Except that Terry didn’t want it to end cowering in a hole he’d scraped from reluctant ground as a desolate refuge. He didn’t want his life to end in bleak perversity. It wasn’t right or natural and there were things he hadn’t done. Absurdly, he thought then of the pet project that had brought
him there; the children’s book he hadn’t written and might now never get the opportunity to write. It was a shame. It would have been affecting and entertaining and would have done some residual good.
He heard a sound then. Someone or something was singing. The singer’s voice was a moan of grief, coarse and inhuman. He recognised the song as the volume of the singing strengthened steadily with the singer’s approach. He held his breath. He rippled with gooseflesh as proud on his skin as brail.

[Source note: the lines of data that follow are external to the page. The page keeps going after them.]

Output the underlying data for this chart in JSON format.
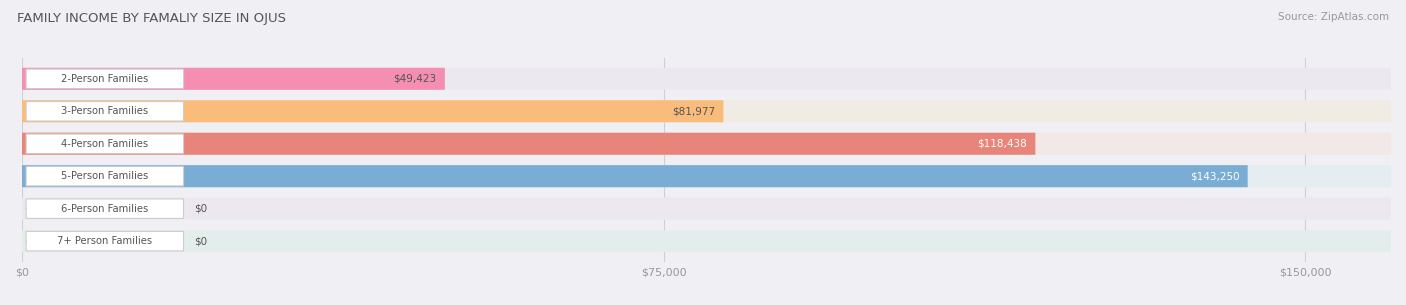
{
  "title": "FAMILY INCOME BY FAMALIY SIZE IN OJUS",
  "source": "Source: ZipAtlas.com",
  "categories": [
    "2-Person Families",
    "3-Person Families",
    "4-Person Families",
    "5-Person Families",
    "6-Person Families",
    "7+ Person Families"
  ],
  "values": [
    49423,
    81977,
    118438,
    143250,
    0,
    0
  ],
  "bar_colors": [
    "#f48fb1",
    "#f9bc7a",
    "#e8857a",
    "#7aadd4",
    "#c5a8d4",
    "#6ecbbc"
  ],
  "label_colors": [
    "#555555",
    "#555555",
    "#ffffff",
    "#ffffff",
    "#555555",
    "#555555"
  ],
  "bg_colors": [
    "#ece8ef",
    "#f0ebe3",
    "#f2e8e7",
    "#e5ecf2",
    "#ede8f0",
    "#e3eeec"
  ],
  "x_ticks": [
    0,
    75000,
    150000
  ],
  "x_tick_labels": [
    "$0",
    "$75,000",
    "$150,000"
  ],
  "xlim_max": 160000,
  "value_labels": [
    "$49,423",
    "$81,977",
    "$118,438",
    "$143,250",
    "$0",
    "$0"
  ],
  "background_color": "#f0eff4",
  "label_box_color": "#ffffff",
  "grid_color": "#d0cdd8",
  "tick_color": "#999999",
  "title_color": "#555555",
  "source_color": "#999999"
}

It was a song Kate Rusby sang. It was Who Will Sing Me Lullabies. He knew it because his daughter played the album from which it came sometimes in her car. Sweet, obliging Daisy, who’d happily pick her dad up from the pub when he’d had one over the eight and chauffeur him back to his comfy suburban home. And half-cut in the passenger seat, Terry, who’d always behaved as Freddie in his daughter’s presence, would hum along to its infectious, folky melodies.
Terry Conway swallowed terror, trying to regulate the lurching thump of his heart. Silently, he mouthed a prayer to a God he hadn’t thus troubled since his childhood. He’d prayed often for relief from the boys who’d bullied him daily then, but his pleas had gone unanswered.
Ruthie got to the Spyglass ten minutes early so she could smoke without incurring that look from Nick McClain that asked why someone with so much to live for appeared so intent on committing voluntary euthanasia. She was quite good at handling emotional responses but didn’t welcome pity. She had resisted any temptation to go to the dogs in the afternoon. She’d had just the one glass of wine and then napped for an hour and felt sufficiently rejuvenated on waking on her sitting room sofa to write 500 pretty good words as late afternoon crept into early evening.
He arrived wearing a pale blue suit she thought probably less expensive than it appeared. He was sufficiently well put together to make it seem bespoke, when it was more likely off the peg. Men with good bodies could work that sartorial trick. He also had on just a bit too much Polo aftershave.